Kernel invocation cputime overhead?

First venture into CUDA (1.1; Linux). Still naive. (a) Does not crash, (b) results are correct, and © occasionally faster than CPU. But those aside, I was looking at the profile log. Manual says that cputime includes the gputime of the kernel. But what else does it include? Preceding mallocs?memcopies? Or more importantly, is there anything that I could do in order to squeeze the “overhead”?

Curiously, the first call to “F3” (and “F4”) has more overhead than later calls. Data/block/thread size is same on those calls.

method=[ memcopy ] gputime=[ 3.776 ]

method=[ F1 ] gputime=[ 64.000 ] cputime=[ 124.000 ] occupancy=[ 1.000 ]

method=[ F2 ] gputime=[ 7.936 ] cputime=[ 64.000 ] occupancy=[ 1.000 ]

method=[ memcopy ] gputime=[ 2.944 ]

method=[ memcopy ] gputime=[ 3.712 ]

method=[ F1 ] gputime=[ 49.376 ] cputime=[ 100.000 ] occupancy=[ 1.000 ]

method=[ F2 ] gputime=[ 7.264 ] cputime=[ 52.000 ] occupancy=[ 1.000 ]

method=[ memcopy ] gputime=[ 2.816 ]

method=[ memcopy ] gputime=[ 4.480 ]

method=[ memcopy ] gputime=[ 3.872 ]

method=[ F3 ] gputime=[ 62.368 ] cputime=[ 113.000 ] occupancy=[ 0.667 ]

method=[ memcopy ] gputime=[ 38.272 ]

method=[ memcopy ] gputime=[ 3.488 ]

method=[ memcopy ] gputime=[ 3.808 ]

method=[ memcopy ] gputime=[ 3.680 ]

method=[ memcopy ] gputime=[ 2.880 ]

method=[ F4 ] gputime=[ 3.232 ] cputime=[ 52.000 ] occupancy=[ 1.000 ]

method=[ F3 ] gputime=[ 62.752 ] cputime=[ 84.000 ] occupancy=[ 0.667 ]

method=[ memcopy ] gputime=[ 37.760 ]

method=[ memcopy ] gputime=[ 3.360 ]

method=[ memcopy ] gputime=[ 3.072 ]

method=[ F4 ] gputime=[ 2.880 ] cputime=[ 26.000 ] occupancy=[ 1.000 ]

method=[ F3 ] gputime=[ 60.448 ] cputime=[ 84.000 ] occupancy=[ 0.667 ]

...

Your overheads are typical.

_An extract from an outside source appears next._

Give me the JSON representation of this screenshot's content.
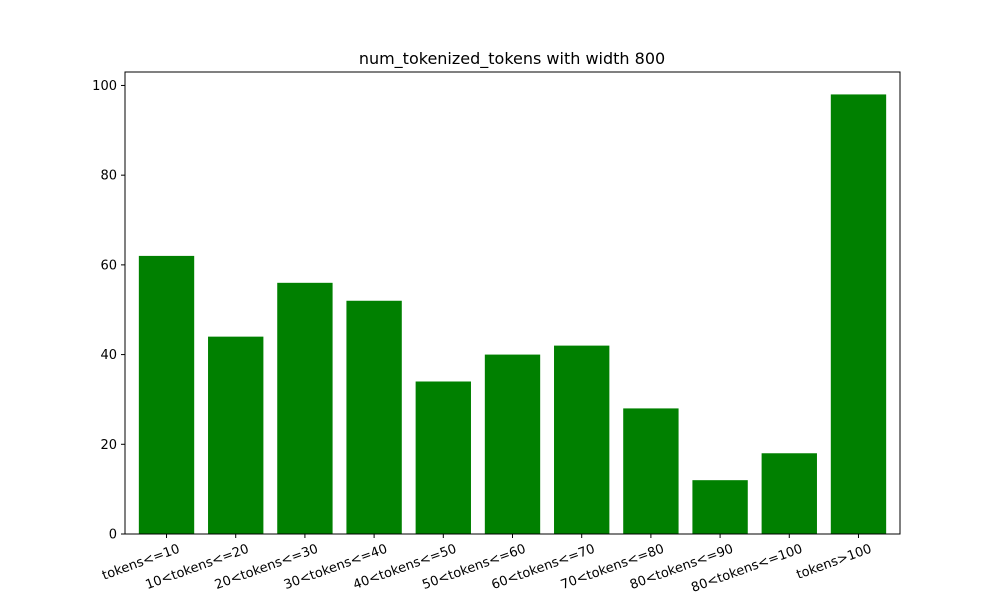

Presumably, the cputime overhead includes setting up the argument list, the grid dimensions and passing them to the kernel over PCIe. I’ve noticed in my own testing that binding a texture before a kernel call increases the cputime by another ~40us, so everything associated with binding textures is also part of that.

This overhead is unfortunate, but stays relatively constant as you increase the problem size on the GPU: Even when the GPU takes milliseconds to complete, the cputime overhead is still only microseconds.